Kincaid se tiró del pelo que cubría su labio superior con los dedos índice y pulgar y afirmó lacónicamente:

– Por desgracia era necesario, a mi modo de ver, en aras del avance del conocimiento anatómico. En Londres y Edimburgo, durante quince años, entre 1805 y 1820, hubo cerca de doscientos estudiantes de Medicina y apenas setenta y cinco ejecuciones. Cifra muy escasa para satisfacer ambiciones incluso tan modestas como las de, pongamos por caso, nuestro querido señor Madden, aquí presente.

De nuevo se oyó un murmullo de risas. Madden se hundió en su silla y tosió quedamente en la palma de su mano. Gaskell le lanzó una mirada cortante, como si aquel comentario hiriente procediera de él.
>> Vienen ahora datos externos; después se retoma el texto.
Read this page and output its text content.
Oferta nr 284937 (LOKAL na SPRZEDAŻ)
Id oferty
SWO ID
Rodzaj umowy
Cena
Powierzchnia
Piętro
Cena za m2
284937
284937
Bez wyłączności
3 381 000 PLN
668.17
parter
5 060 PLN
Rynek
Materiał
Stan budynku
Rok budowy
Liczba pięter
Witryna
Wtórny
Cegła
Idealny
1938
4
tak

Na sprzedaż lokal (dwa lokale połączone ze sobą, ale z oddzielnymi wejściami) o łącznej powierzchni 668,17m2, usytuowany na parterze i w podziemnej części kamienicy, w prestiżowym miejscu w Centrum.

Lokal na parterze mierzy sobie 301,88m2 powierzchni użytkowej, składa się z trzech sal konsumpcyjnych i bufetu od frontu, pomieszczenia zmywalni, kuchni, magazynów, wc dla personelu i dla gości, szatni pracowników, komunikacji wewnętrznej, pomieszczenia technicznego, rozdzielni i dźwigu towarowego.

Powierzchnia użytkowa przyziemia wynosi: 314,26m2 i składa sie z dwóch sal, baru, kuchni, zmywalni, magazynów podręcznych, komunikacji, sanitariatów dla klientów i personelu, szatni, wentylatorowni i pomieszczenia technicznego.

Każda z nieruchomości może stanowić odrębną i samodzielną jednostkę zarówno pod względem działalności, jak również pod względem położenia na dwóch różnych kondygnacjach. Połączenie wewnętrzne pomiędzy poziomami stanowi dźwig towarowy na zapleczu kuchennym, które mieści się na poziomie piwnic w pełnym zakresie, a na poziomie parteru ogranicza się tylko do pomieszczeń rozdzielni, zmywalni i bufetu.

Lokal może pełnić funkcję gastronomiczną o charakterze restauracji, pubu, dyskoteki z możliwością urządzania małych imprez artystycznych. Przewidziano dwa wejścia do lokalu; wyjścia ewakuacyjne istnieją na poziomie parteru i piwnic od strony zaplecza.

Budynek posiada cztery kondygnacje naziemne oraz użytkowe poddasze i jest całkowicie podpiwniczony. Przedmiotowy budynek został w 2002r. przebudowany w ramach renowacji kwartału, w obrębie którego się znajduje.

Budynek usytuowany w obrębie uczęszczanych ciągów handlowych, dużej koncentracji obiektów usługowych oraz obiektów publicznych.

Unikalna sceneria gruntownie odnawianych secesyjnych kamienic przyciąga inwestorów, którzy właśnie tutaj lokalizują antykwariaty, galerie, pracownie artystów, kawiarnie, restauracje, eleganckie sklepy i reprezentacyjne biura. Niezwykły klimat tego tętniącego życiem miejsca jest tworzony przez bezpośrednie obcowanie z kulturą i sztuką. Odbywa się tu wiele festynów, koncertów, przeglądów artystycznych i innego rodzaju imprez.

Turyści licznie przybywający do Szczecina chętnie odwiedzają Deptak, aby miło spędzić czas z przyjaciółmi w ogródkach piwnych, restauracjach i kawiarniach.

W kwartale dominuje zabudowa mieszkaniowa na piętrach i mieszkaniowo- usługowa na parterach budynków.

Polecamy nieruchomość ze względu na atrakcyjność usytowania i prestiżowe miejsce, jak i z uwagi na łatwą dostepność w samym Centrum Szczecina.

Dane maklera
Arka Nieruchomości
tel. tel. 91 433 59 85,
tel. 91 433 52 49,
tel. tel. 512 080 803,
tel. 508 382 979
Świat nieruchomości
Madden se encogió de hombros y se miró las rodillas.

– Ahora, caballeros (y señoras), si me lo permiten, me gustaría señalar unos cuantos hechos muy simples que tal vez hayan escapado a la atención del señor Gaskell. Todo lo que hoy en día sabemos sobre el cuerpo humano, sobre la anatomía, se remonta a los resurreccionistas profesionales, como los señores Burke y Hare. Podríamos remontarnos más atrás, mucho más atrás, pero hasta Galeno necesitó un par de cadáveres a los que aplicar el escalpelo y tuvo que practicar sus disecciones con animales. ¡Animales, fíjense! Luego, nada. Nada hasta el siglo XV. El hecho es que necesitamos a los muertos. Los necesitamos para ayudar a vivir a los vivos. Si tal evidencia repugna a alguno de ustedes, les sugiero que se busquen otro campo de estudio. Tal vez la ingeniería de presas o la investigación epistemológica. Ambos son empeños dignos de mérito, según aseguran nuestros colegas de las facultades de Ingeniería y Filosofía, y sin embargo no están exentas de riesgos para los individuos que las practican. Particularmente, la última, muchas de cuyas infortunadas víctimas, estoy seguro de ello, han sido abiertas en canal aquí, sobre las mesas de operaciones de esta casa tan verde y querida para nosotros. Me temo, señor Gaskell, que es ley de vida. ¿No está de acuerdo?